Sur la demande reconventionnelle en procédure abusive formée par MM. [I] et [J] :

– infirmer le jugement du 08 juillet 2022 du tribunal judiciaire de Paris en ce qu’il a :

– débouté [J] et [I] de leur demande reconventionnelle en procédure abusive,

Statuant à nouveau :

– juger que la mauvaise foi de M. [U] dans l’exercice de son action est caractérisée,

– juger que l’action intentée par M. [U] est abusive,

En conséquence :

– condamner M. [U] à verser à MM. [J] et [I], chacun, la somme de 15 000 euros de dommages et intérêts pour procédure abusive

En tout état de cause :

– condamner M. [U] à verser à MM. [J] et [I], chacun, la somme de 20 000 euros au titre de l’article 700 du code de procédure civile,

– condamner M. [U] aux entiers dépens.

Par ses dernières conclusions, la société SEP demande à la cour de :

A titre liminaire

– juger que l’action de M. [U] est prescrite à la date de délivrance de l’assignation par application de l’article 2224 du code civil,

– juger que M. [U] est irrecevable à agir sur le fondement de ses droits patrimoniaux,- juger que les demandes avant-dire-droit formées par M. [U] ne sont pas justifiées,

Au fond

– confirmer le jugement du 8 juillet 2022 du tribunal judiciaire de Paris en ce qu’il a :

– dit que [U] échoue à établir être le co-compositeur des titres : « Secrets d’Histoire », «ouverture», « crépuscule », « vol de nuit », « valse baroque », « Eole », «honors and braves», « romance », « le destin des glorieux », « magie et mystères », « le roi clabois », « le roi full », « le roi orc piano », « le roi piano », « la force du tombeau ‘ sans voix », « la force du tombeau », « angel », « air du vent », « forza », « grands espaces », « liberis », « duo 1 », « duo 2 », «duo 3», « duo 4 », « duo 5 », « duo 6 », « duo 7 », « piano solo 3 » et « piano solo 4 » visés à l’annexe I du contrat de cession et d’édition du 4 avril 2013,

En conséquence,

– le déboute de ses demandes de rectifications des bulletins de déclaration déposés pour les titres en cause auprès de la SACEM et de communication d’informations,

– le déboute de ses demandes au titre de son droit à la paternité, »

En toutes hypothèses

– débouter M. [U] de l’ensemble de ses demandes, fins et prétentions à son encontre,

– condamner M. [U] à lui verser à la somme de 7 000 euros en application de l’article 700 du code de procédure civile,

– condamner M. [U] aux entiers dépens.

A l’audience, la cour a demandé aux parties de justifier, par notes en délibéré, de la signification de leurs dernières conclusions à la SACEM, partie défaillante devant la cour.
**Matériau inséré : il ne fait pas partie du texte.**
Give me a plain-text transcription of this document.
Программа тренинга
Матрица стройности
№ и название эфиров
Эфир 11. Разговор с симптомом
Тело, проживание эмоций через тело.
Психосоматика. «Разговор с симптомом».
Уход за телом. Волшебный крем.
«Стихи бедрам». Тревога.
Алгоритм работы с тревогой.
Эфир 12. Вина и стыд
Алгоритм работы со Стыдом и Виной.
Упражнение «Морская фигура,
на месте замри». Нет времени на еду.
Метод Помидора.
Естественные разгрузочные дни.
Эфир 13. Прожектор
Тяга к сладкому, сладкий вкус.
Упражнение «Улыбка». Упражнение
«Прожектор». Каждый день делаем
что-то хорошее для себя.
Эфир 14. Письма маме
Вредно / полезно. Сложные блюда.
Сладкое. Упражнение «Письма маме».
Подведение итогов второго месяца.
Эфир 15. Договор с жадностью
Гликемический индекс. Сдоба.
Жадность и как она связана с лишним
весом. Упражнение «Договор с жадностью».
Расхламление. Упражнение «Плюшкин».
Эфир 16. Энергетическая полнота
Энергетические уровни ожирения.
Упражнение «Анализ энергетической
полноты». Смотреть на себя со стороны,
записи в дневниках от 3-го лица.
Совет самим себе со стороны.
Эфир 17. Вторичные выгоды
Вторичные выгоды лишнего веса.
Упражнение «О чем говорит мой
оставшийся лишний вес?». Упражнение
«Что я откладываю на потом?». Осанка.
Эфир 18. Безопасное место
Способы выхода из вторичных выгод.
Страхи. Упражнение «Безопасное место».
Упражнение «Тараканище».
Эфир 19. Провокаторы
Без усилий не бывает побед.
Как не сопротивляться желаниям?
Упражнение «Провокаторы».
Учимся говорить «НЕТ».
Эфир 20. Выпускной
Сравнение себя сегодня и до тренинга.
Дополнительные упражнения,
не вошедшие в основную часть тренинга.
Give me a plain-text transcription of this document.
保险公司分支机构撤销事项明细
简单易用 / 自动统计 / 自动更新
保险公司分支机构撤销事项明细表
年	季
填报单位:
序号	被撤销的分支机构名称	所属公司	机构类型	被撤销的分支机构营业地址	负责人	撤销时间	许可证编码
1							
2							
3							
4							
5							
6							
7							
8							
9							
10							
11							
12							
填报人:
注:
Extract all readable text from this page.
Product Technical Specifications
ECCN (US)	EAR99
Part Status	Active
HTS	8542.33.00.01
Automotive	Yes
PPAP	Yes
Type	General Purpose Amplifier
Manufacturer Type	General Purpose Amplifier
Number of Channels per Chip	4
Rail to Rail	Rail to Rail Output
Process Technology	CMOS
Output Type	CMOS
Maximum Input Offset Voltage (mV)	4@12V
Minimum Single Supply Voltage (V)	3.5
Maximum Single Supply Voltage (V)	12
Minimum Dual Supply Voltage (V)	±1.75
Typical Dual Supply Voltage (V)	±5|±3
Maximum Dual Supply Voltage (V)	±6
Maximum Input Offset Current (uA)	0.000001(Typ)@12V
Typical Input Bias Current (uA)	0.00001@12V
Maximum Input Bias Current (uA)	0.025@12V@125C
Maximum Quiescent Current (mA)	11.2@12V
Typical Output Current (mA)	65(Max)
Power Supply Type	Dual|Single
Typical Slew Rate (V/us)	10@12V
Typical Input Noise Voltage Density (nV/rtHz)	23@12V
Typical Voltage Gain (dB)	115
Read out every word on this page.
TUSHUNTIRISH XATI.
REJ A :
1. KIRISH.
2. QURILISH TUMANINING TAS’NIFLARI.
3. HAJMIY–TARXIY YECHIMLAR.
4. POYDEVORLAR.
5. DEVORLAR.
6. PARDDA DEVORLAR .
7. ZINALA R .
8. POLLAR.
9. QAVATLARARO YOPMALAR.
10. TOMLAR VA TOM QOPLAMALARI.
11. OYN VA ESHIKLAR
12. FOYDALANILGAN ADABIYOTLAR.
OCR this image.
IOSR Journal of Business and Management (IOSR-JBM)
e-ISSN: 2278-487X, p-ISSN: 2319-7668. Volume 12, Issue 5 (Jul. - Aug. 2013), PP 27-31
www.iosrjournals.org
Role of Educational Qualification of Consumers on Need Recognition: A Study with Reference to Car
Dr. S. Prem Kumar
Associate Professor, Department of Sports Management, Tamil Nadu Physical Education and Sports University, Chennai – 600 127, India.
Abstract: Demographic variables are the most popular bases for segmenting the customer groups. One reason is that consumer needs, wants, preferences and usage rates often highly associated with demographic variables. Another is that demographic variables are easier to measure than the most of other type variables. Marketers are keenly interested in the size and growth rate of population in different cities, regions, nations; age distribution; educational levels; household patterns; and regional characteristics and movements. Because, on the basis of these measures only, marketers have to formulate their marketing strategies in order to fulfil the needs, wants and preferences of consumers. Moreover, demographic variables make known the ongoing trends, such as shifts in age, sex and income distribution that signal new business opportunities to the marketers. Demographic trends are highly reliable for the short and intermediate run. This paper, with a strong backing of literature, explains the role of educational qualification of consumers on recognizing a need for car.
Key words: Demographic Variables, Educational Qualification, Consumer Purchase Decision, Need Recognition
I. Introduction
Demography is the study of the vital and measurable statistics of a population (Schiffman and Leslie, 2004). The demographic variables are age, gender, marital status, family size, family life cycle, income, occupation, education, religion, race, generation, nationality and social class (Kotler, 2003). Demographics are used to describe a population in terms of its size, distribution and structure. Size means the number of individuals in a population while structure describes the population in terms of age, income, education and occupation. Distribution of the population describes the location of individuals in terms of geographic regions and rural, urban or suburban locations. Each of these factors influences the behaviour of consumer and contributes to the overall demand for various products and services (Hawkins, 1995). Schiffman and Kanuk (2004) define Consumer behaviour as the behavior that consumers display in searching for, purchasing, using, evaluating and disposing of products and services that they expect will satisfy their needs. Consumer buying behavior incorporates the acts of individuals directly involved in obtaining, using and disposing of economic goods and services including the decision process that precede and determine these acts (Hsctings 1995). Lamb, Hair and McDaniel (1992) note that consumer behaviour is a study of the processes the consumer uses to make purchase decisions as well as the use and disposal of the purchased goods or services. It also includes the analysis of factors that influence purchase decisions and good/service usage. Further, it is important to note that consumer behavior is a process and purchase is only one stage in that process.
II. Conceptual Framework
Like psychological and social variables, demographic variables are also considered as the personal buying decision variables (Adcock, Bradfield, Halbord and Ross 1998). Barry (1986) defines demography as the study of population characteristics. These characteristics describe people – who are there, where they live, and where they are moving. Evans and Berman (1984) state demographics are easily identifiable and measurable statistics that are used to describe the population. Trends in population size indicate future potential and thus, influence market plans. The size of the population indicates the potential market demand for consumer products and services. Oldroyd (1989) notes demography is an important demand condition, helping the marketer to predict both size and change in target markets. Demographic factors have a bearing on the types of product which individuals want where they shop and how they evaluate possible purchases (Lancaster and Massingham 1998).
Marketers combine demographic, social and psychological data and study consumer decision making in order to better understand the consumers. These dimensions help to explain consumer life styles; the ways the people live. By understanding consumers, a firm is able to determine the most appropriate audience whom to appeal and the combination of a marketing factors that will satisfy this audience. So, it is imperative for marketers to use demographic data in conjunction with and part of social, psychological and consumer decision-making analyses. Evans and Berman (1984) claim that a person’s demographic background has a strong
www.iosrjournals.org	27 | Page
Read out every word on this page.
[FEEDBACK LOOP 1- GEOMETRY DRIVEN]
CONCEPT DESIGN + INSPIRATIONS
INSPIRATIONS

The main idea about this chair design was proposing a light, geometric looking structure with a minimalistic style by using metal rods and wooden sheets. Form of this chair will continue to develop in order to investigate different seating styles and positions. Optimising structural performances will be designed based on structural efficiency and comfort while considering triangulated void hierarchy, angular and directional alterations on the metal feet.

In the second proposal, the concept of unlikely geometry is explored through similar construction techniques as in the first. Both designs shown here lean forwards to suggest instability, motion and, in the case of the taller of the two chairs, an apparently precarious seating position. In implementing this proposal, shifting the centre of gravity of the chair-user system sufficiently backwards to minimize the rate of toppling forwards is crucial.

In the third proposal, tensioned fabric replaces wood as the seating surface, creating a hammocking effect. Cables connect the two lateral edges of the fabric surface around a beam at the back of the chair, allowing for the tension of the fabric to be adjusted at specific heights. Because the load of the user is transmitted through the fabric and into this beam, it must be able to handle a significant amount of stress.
Aucune des parties n’a déposé de note en délibéré.

En conséquence, seules les conclusions signifiées à la SACEM seront prises en considération s’agissant des demandes formées à l’égard de cet organisme de gestion collective qui n’a pas constitué avocat.

Dans ses premières conclusions déposées et notifiées le 22 novembre 2022 M. [U] fait à l’égard de la SACEM des demandes identiques à celles formées dans ses dernières conclusions.

La société SEP comme MM. [J] et [I] ne forment aucune demande contre cet organisme dans leurs conclusions respectives.

Sur la recevabilité à agir de M. [U]

MM. [J] et [I] ainsi que la société SEP opposent à M. [U] une fin de non-recevoir fondée sur la prescription prévue à l’article 2224 du code civil. Ils demandent également que M. [U] soit déclaré irrecevable à agir sur le fondement de ses droits patrimoniaux, ceux-ci ayant été cédés à la SACEM.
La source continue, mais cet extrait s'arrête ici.